Mais tel est le dynamisme d’un récit vécu, anecdote, aventure ou drame que les faits divers regagnèrent bientôt la place qu’ils méritaient même dans les journaux de haute tenue. Arthur Meyer, grand bourgeois, directeur du Gaulois, les tenait pour nécessaires à sa politique et je me souviens de cette morgue avec laquelle il toisa un reporter qui lui exprimait ses doléances au sujet de l’insignifiance de la rubrique qui allait lui être confiée :
— Jeune homme, lui dit Arthur Meyer, sachez qu’il y a une façon royaliste ou républicaine de raconter la mort d’un chien écrasé.

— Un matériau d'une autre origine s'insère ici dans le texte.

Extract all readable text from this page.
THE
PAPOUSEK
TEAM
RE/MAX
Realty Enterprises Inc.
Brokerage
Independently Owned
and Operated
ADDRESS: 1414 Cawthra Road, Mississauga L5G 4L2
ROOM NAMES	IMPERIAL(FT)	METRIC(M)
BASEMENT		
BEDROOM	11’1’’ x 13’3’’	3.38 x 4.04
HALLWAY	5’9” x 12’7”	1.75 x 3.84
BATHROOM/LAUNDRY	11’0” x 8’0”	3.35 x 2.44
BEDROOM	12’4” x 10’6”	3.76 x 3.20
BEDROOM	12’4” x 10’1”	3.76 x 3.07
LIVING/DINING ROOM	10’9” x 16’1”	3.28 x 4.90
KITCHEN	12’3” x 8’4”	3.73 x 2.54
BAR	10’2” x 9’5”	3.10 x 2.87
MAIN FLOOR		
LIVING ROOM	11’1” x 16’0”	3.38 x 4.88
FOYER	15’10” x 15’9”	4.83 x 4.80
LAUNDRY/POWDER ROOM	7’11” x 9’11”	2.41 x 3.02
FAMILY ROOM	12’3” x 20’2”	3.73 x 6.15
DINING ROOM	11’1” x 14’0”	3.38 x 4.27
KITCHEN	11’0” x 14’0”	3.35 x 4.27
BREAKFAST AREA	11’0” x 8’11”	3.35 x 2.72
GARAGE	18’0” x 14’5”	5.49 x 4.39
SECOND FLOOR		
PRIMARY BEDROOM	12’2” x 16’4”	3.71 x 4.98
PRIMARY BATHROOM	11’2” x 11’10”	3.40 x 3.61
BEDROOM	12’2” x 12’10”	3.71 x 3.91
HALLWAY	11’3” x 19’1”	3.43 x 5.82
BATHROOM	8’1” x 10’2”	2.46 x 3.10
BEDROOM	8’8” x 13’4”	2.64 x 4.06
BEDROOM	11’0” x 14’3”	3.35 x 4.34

Ce vieil Arthur avait bien raison. L’interprétation d’un fait aboutit à des conclusions fort différentes. Mais, cela dit, je déclare tout de suite que, dans cette rubrique, je n’interpréterai pas. La rigide réalité me suffira. Pour moi, le fait divers c’est une fiche, c’est une feuille de température. Et quelques faits divers nous disent clairement :
Voici où nous en sommes
Une remarque s’impose pour ce mois. Tandis que les « as » des tractions-avant « travaillent » aux dépens de l’État, de « l’épargne publique » ou du modeste encaisseur, tandis que les émules de Pierrot le Fou prélèvent une dîme hebdomadaire sur les boîtes de nuit, tandis que les escrocs, les tire-laine, les maîtres-chanteurs continuent d’occuper une place dans les gazettes, nous voyons qu’une publicité universelle est réservée aux vedettes qui ont obéi dans leur farouche détermination à ces deux éternels mobiles : la haine et l’amour. En effet, le lecteur se lasse de ces attaques à main armée qui ne sont en somme qu’une manière personnelle de concevoir le moyen de rafler quelques millions. Le lecteur a besoin d’autre chose. Son romantisme n’est point mort. Aussi n’est-ce pas étonnant que, pour le satisfaire, la presse mondiale ait accordé toute sa publicité à ce
Magnifique scandale mondain
Il s’est déroulé en Italie. Il n’a nécessité que trois acteurs et une figuration relativement importante.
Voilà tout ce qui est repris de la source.